46 anti-chain O (ASO)

The ASO test provides evidence for early streptococcal infections, primarily for acute rheumatic fever, glomerulonephritis following streptococcal infection, individuals with pharyngitis, and other acute infections. Typically, antibodies corresponding to antigens peak at about three weeks after acute streptococcal infection and remain at peak levels for 3-4 months, then gradually decrease to normal levels.


47 rheumatoid factor (RF)

It has certain clinical significance for the diagnosis and prognosis of patients with rheumatoid arthritis (RA).

Can be used for the auxiliary diagnosis of autoimmune diseases.


48 hypersensitive C-reactive protein (HCRP)

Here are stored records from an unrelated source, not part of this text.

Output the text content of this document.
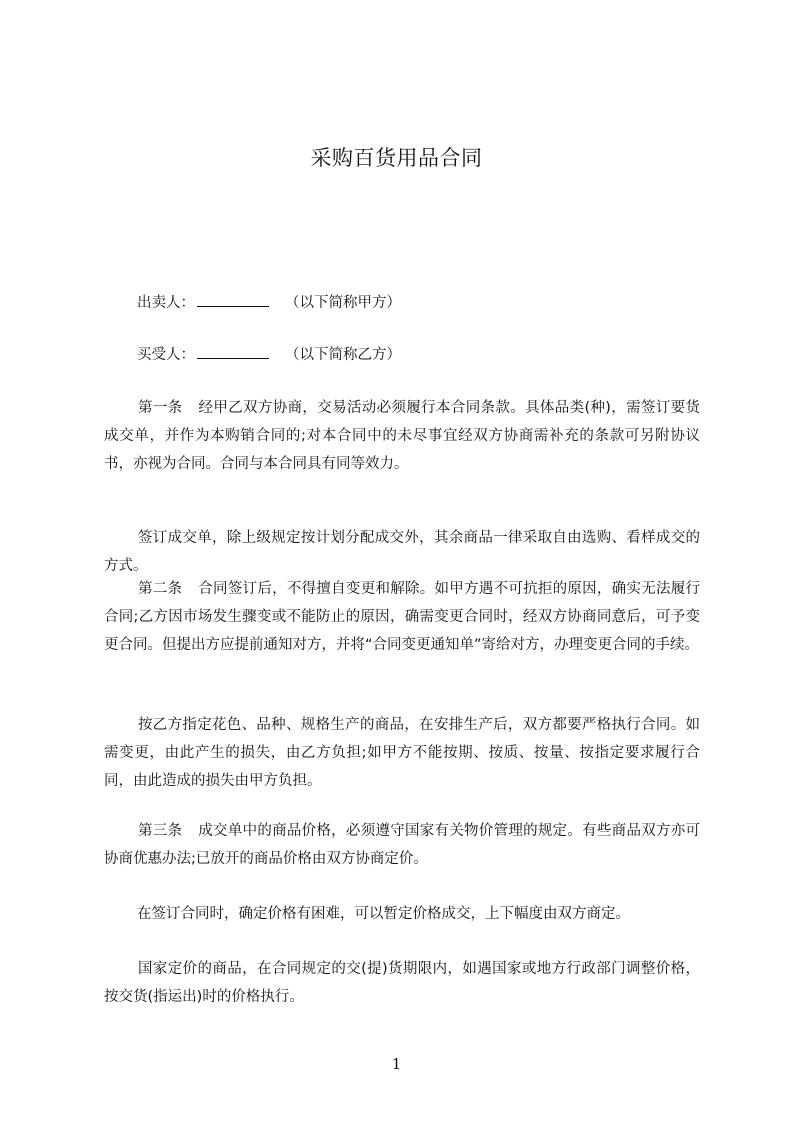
采购百货用品合同
出卖人：	（以下简称甲方）
买受人：	（以下简称乙方）

第一条 经甲乙双方协商，交易活动必须履行本合同条款。具体品类(种)，需签订要货成交单，并作为本购销合同的;对本合同中的未尽事宜经双方协商需补充的条款可另附协议书，亦视为合同。合同与本合同具有同等效力。

签订成交单，除上级规定按计划分配成交外，其余商品一律采取自由选购、看样成交的方式。

第二条 合同签订后，不得擅自变更和解除。如甲方遇不可抗拒的原因，确实无法履行合同;乙方因市场发生骤变或不能防止的原因，确需变更合同时，经双方协商同意后，可予变更合同。但提出方应提前通知对方，并将“合同变更通知单”寄给对方，办理变更合同的手续。

按乙方指定花色、品种、规格生产的商品，在安排生产后，双方都要严格执行合同。如需变更，由此产生的损失，由乙方负担;如甲方不能按期、按质、按量、按指定要求履行合同，由此造成的损失由甲方负担。

第三条 成交单中的商品价格，必须遵守国家有关物价管理的规定。有些商品双方亦可协商优惠办法;已放开的商品价格由双方协商定价。

在签订合同时，确定价格有困难，可以暂定价格成交，上下幅度由双方商定。

国家定价的商品，在合同规定的交(提)货期限内，如遇国家或地方行政部门调整价格，按交货(指运出)时的价格执行。

1
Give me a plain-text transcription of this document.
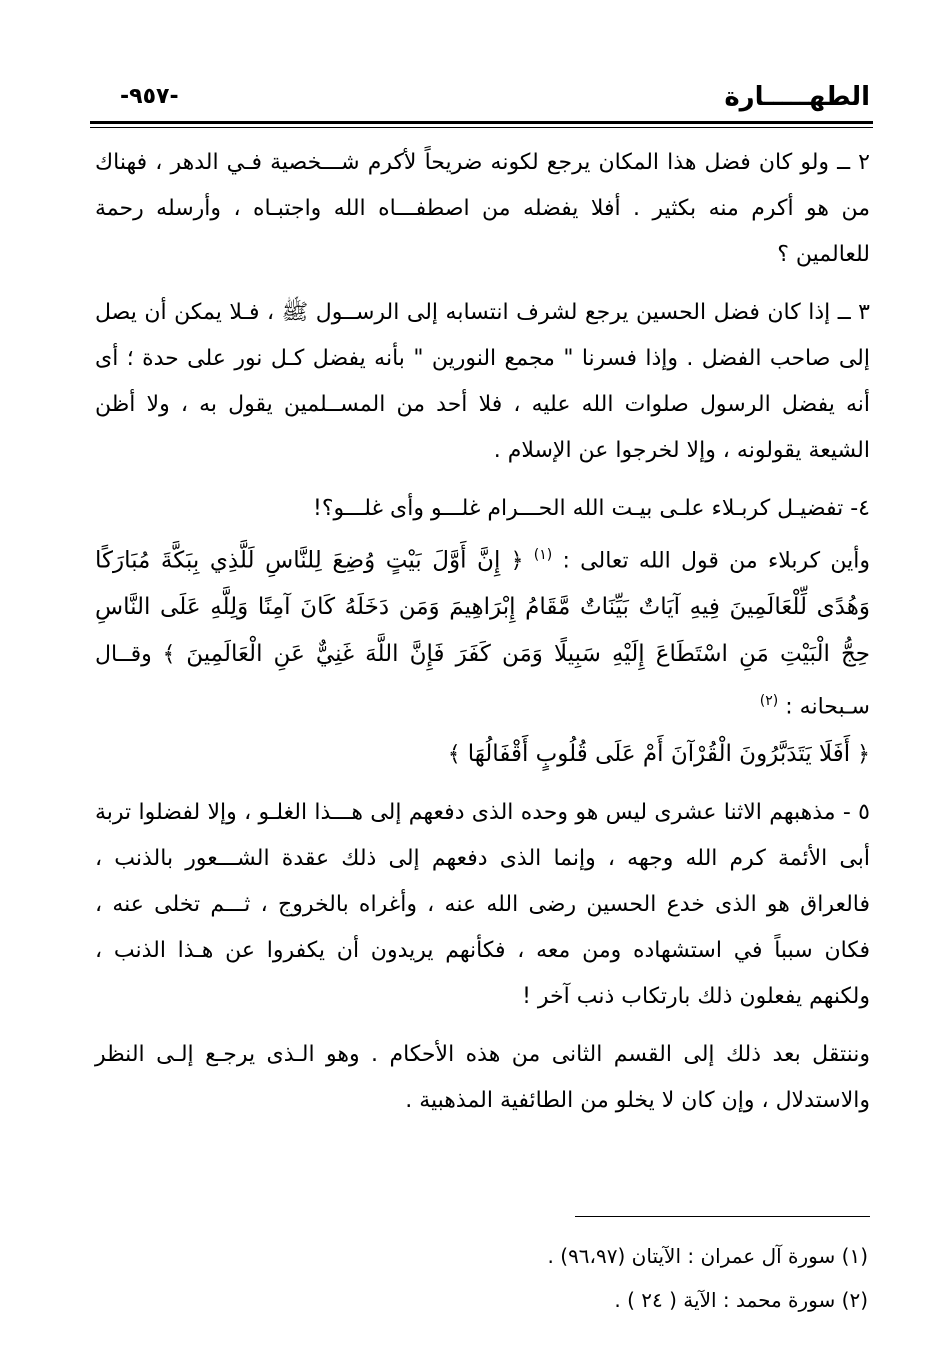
-٩٥٧-	الطهـــــارة

٢ ــ ولو كان فضل هذا المكان يرجع لكونه ضريحاً لأكرم شـــخصية فـي الدهر ، فهناك من هو أكرم منه بكثير . أفلا يفضله من اصطفـــاه الله واجتبـاه ، وأرسله رحمة للعالمين ؟

٣ ــ إذا كان فضل الحسين يرجع لشرف انتسابه إلى الرســول ﷺ ، فـلا يمكن أن يصل إلى صاحب الفضل . وإذا فسرنا " مجمع النورين " بأنه يفضل كـل نور على حدة ؛ أى أنه يفضل الرسول صلوات الله عليه ، فلا أحد من المســلمين يقول به ، ولا أظن الشيعة يقولونه ، وإلا لخرجوا عن الإسلام .

٤- تفضيـل كربـلاء علـى بيـت الله الحـــرام غلـــو وأى غلـــو؟!

وأين كربلاء من قول الله تعالى : $^{(١)}$ ﴿ إِنَّ أَوَّلَ بَيْتٍ وُضِعَ لِلنَّاسِ لَلَّذِي بِبَكَّةَ مُبَارَكًا وَهُدًى لِّلْعَالَمِينَ فِيهِ آيَاتٌ بَيِّنَاتٌ مَّقَامُ إِبْرَاهِيمَ وَمَن دَخَلَهُ كَانَ آمِنًا وَلِلَّهِ عَلَى النَّاسِ حِجُّ الْبَيْتِ مَنِ اسْتَطَاعَ إِلَيْهِ سَبِيلًا وَمَن كَفَرَ فَإِنَّ اللَّهَ غَنِيٌّ عَنِ الْعَالَمِينَ ﴾ وقــال سـبحانه : $^{(٢)}$
﴿ أَفَلَا يَتَدَبَّرُونَ الْقُرْآنَ أَمْ عَلَى قُلُوبٍ أَقْفَالُهَا ﴾

٥ - مذهبهم الاثنا عشرى ليس هو وحده الذى دفعهم إلى هـــذا الغلـو ، وإلا لفضلوا تربة أبى الأئمة كرم الله وجهه ، وإنما الذى دفعهم إلى ذلك عقدة الشـــعور بالذنب ، فالعراق هو الذى خدع الحسين رضى الله عنه ، وأغراه بالخروج ، ثـــم تخلى عنه ، فكان سبباً في استشهاده ومن معه ، فكأنهم يريدون أن يكفروا عن هـذا الذنب ، ولكنهم يفعلون ذلك بارتكاب ذنب آخر !

وننتقل بعد ذلك إلى القسم الثانى من هذه الأحكام . وهو الـذى يرجـع إلـى النظر والاستدلال ، وإن كان لا يخلو من الطائفية المذهبية .

(١) سورة آل عمران : الآيتان (٩٦،٩٧) .

(٢) سورة محمد : الآية ( ٢٤ ) .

HCRP is a non-specific acute phase response protein that appears in the blood during inflammation. The change in CRP concentration in patients with acute inflammation is faster than the change in red blood cell deposition. Studies have shown that CRP is not only a very good indicator of inflammation, it is also a good indicator of coronary artery disease when significantly increased. The increase in concentration occurs in a variety of tissue lesions in a non-specific manner, such as: infection, rheumatoid arthritis, myocardial infarction, malignancy, and the like.


49 amylase (AMY)

Serum amylase assay is mainly used to diagnose acute pancreatitis. Amylase activity is significantly increased during acute attacks. Urinary amylase will also increase 12-24 hours after onset. Some chronic pancreatic diseases, such as chronic pancreatitis, pancreatic tumors, and mumps, salivary glands, or glandular tube occlusion, serum amylase will also increase, and for various liver diseases such as hepatitis, cirrhosis, liver Abscess, liver cancer and cholecystitis, etc., amylase activity decreased.


50 lipase (LIPA or LPS)

Lipase activity was measured to reflect the imbalance of the pancreas. In acute pancreatitis, lipase activity is 2-50 times higher than the reference upper limit within 4-8 hours of abdominal pain, peaking at 24 hours, and decreasing within 8-14 days. Lipase activity is also elevated in chronic pancreatitis and pancreatic duct occlusion.


51 glycated hemoglobin (HbA1c)

The degree of control of diabetes was assessed, and the average blood glucose level was measured 1-2 months before the response. When the red blood cell survival period is shortened for any reason, the HbA1c% will decrease, even though the blood glucose level may be elevated at this time.